= Steve Trilling =

Steve Trilling (October 2, 1902, New York City – May 28, 1964, Los Angeles) was a Hollywood executive, best known for being second in command to Jack L. Warner at Warner Bros in the 1940s through to 1960s. He replaced Hal Wallis after Wallis left the studio, although Trilling had less power than Wallis.

Trilling joined Warner when it acquired Stanley Theatres in 1928. He was a casting director before becoming Jack Warner's executive assistant. In 1942 when Warner went into the army, Trilling ran the studio on Warner's behalf. Trilling became an associate executive producer in 1951 and a vice president in 1957.

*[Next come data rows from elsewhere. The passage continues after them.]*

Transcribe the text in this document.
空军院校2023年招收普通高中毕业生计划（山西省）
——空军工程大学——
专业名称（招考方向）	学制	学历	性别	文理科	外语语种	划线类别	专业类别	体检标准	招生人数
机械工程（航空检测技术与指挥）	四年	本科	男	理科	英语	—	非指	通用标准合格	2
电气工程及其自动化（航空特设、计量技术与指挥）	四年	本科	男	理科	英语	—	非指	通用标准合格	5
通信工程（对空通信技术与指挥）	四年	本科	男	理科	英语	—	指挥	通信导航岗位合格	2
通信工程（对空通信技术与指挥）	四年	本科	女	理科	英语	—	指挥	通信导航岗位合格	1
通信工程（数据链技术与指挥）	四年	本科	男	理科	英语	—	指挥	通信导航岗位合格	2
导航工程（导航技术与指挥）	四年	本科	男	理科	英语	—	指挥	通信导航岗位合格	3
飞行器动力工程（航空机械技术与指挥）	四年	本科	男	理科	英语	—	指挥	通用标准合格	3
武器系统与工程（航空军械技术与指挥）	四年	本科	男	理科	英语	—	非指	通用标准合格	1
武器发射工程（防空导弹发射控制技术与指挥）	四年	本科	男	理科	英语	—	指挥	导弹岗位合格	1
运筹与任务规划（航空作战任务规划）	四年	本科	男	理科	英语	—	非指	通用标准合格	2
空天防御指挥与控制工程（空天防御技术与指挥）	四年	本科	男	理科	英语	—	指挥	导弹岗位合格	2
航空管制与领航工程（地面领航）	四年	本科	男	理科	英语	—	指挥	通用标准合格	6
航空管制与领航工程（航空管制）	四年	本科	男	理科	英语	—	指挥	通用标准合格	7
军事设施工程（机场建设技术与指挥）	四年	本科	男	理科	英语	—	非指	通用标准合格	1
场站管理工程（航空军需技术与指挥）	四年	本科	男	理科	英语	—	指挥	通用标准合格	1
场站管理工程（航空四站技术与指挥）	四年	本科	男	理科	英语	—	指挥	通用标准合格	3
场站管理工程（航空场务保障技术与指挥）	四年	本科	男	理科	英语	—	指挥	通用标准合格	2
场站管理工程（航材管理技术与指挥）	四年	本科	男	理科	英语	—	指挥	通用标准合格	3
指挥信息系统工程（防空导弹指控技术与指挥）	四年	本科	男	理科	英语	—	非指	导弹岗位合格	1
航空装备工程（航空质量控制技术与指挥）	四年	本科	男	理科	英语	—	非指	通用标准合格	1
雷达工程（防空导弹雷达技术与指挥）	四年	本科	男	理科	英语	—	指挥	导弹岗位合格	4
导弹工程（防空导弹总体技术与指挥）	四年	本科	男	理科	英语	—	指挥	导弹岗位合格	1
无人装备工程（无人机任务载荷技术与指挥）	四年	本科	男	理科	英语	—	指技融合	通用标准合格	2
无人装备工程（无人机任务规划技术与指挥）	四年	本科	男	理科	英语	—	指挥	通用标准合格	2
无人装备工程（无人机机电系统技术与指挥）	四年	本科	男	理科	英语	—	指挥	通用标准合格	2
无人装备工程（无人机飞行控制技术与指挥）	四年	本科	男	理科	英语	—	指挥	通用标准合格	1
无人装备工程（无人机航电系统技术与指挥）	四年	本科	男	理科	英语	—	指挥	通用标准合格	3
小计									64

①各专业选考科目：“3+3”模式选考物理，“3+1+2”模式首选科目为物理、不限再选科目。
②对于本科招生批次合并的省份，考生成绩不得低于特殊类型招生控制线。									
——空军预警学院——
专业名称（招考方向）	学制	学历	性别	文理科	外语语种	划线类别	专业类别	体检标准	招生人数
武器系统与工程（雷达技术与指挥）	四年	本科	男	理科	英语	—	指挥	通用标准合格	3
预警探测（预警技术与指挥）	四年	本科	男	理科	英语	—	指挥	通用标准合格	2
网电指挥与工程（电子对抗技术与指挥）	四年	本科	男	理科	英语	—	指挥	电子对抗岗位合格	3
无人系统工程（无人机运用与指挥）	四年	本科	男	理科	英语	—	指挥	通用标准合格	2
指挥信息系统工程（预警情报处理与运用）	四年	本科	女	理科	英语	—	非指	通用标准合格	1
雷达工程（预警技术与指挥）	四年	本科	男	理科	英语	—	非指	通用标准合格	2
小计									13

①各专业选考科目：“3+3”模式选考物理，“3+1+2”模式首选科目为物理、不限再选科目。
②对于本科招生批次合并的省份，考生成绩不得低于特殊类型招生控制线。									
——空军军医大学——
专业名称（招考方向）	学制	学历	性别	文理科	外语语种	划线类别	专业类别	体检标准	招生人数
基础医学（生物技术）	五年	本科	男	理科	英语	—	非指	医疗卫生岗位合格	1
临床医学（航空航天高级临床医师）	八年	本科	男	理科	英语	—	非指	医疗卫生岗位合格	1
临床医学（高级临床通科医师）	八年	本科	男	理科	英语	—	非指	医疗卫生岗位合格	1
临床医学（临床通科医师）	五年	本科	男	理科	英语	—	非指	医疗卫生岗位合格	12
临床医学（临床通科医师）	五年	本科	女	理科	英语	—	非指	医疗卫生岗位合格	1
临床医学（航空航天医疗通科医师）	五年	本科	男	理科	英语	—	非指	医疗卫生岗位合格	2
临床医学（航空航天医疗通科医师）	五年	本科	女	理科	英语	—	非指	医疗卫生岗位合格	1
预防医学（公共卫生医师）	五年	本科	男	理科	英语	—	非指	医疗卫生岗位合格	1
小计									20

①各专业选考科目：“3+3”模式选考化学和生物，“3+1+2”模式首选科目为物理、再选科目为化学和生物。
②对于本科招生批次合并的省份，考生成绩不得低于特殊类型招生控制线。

Trilling was replaced by William T. Orr as head of the movie making division in 1961. He was fired from Warner in 1964. Shortly after his departure from Warner Bros., Trilling, suffering from heart trouble, was reported to have died in his sleep, on May 28, 1964. Film historian David Thomson, however, claims without citation in his book Warner Bros: The Making of an American Movie Studio that Trilling committed suicide.

Producer David Lewis recalled Trilling "had a flair for unusual casting. I liked him enormously and although the law at Warners was to use the stock company at all times, he was somehow able to get the best outsiders when the situation demanded. He was especially adept at casting good people when budget restrictions threatened to dictate otherwise."